Solcular, dünyaya birey merkezli baktıklarından ve
Tayyip denilen bireyi aptal, cahil gördüklerinden, gerideki hamleleri
görmüyorlar, AKP'nin saldırısını derhal "faşizm" olarak etiketleme
yoluna gidiyorlar. Bu hamlelerde devletli bir yan varsa, devlet dışı, hatta
karşıtı bir yan da var. Devrimci olan da bu ayrımı yapabilmekte. Kemalizmin ve
burjuvazinin pişirdiği hazır kitleye biat etmekte değil.
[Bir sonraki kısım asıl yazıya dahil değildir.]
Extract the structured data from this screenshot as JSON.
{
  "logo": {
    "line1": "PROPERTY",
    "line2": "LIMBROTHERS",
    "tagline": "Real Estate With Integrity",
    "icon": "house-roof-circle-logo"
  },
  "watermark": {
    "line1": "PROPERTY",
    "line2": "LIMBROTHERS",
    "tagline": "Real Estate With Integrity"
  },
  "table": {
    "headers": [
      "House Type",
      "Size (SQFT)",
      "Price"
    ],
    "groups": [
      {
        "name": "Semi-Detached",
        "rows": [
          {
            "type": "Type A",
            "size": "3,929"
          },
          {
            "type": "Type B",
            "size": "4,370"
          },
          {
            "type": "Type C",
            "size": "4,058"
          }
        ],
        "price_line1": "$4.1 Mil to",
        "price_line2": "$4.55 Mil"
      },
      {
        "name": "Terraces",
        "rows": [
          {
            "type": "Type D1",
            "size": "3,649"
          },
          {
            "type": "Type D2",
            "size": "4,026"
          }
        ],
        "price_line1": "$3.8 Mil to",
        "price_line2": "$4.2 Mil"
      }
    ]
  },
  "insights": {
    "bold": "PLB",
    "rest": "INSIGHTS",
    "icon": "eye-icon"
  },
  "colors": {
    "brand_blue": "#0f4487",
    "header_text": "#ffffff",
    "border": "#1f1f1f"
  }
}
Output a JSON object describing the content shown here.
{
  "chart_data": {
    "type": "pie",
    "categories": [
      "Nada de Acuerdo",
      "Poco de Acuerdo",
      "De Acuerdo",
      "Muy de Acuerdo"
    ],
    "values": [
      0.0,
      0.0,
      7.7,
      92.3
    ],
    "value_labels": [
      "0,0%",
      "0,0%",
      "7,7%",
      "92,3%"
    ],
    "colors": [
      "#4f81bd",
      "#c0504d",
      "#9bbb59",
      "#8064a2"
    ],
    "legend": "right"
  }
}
Bu açıdan yüzde 40 oy hâlâ yüksek ve başarı
addedilmeli. Solcuların halka, değerlerine, imanına, kavgasına küfretmesinin
bir sonucu bu başarı. Burjuva aklıyla düşündüklerinden, söz konusu kitlenin
egemenlere kul edilmesine hiç ses etmiyorlar. Bu kitlenin parçalanmasını, her
bir parçanın burjuvazinin bir koluna tutunmasını istiyorlar içten içe. Bunu
“ilerleme” sanıyorlar.
Kemalizm ve müesses nizam, kestaneleri sobadan başka
maşalarla almak zorunda. Gerekirse kendisine düşman olan kesimleri birbirine
düşürmeye mecbur. Bugün Hüdapar meselesi üzerinden “ateşe benzin dökmeyelim”
diyen batı solcularının, bu toprakların dinamiklerine kör yaklaşımlarıyla, o
gerçeğe küfreden yanlarıyla her daim benzin olduklarını görmeleri gerek.
Müesses nizamın aklıyla düşünenin başka bir şey yapması da mümkün değil.
Eren Balkır
11 Haziran 2015
Dipnot:
[1] “Altan Tan’ın Kılıçdaroğlu’na Yönelik Sözleri Kızdırdı”, 9 Haziran 2015, CNNTürk.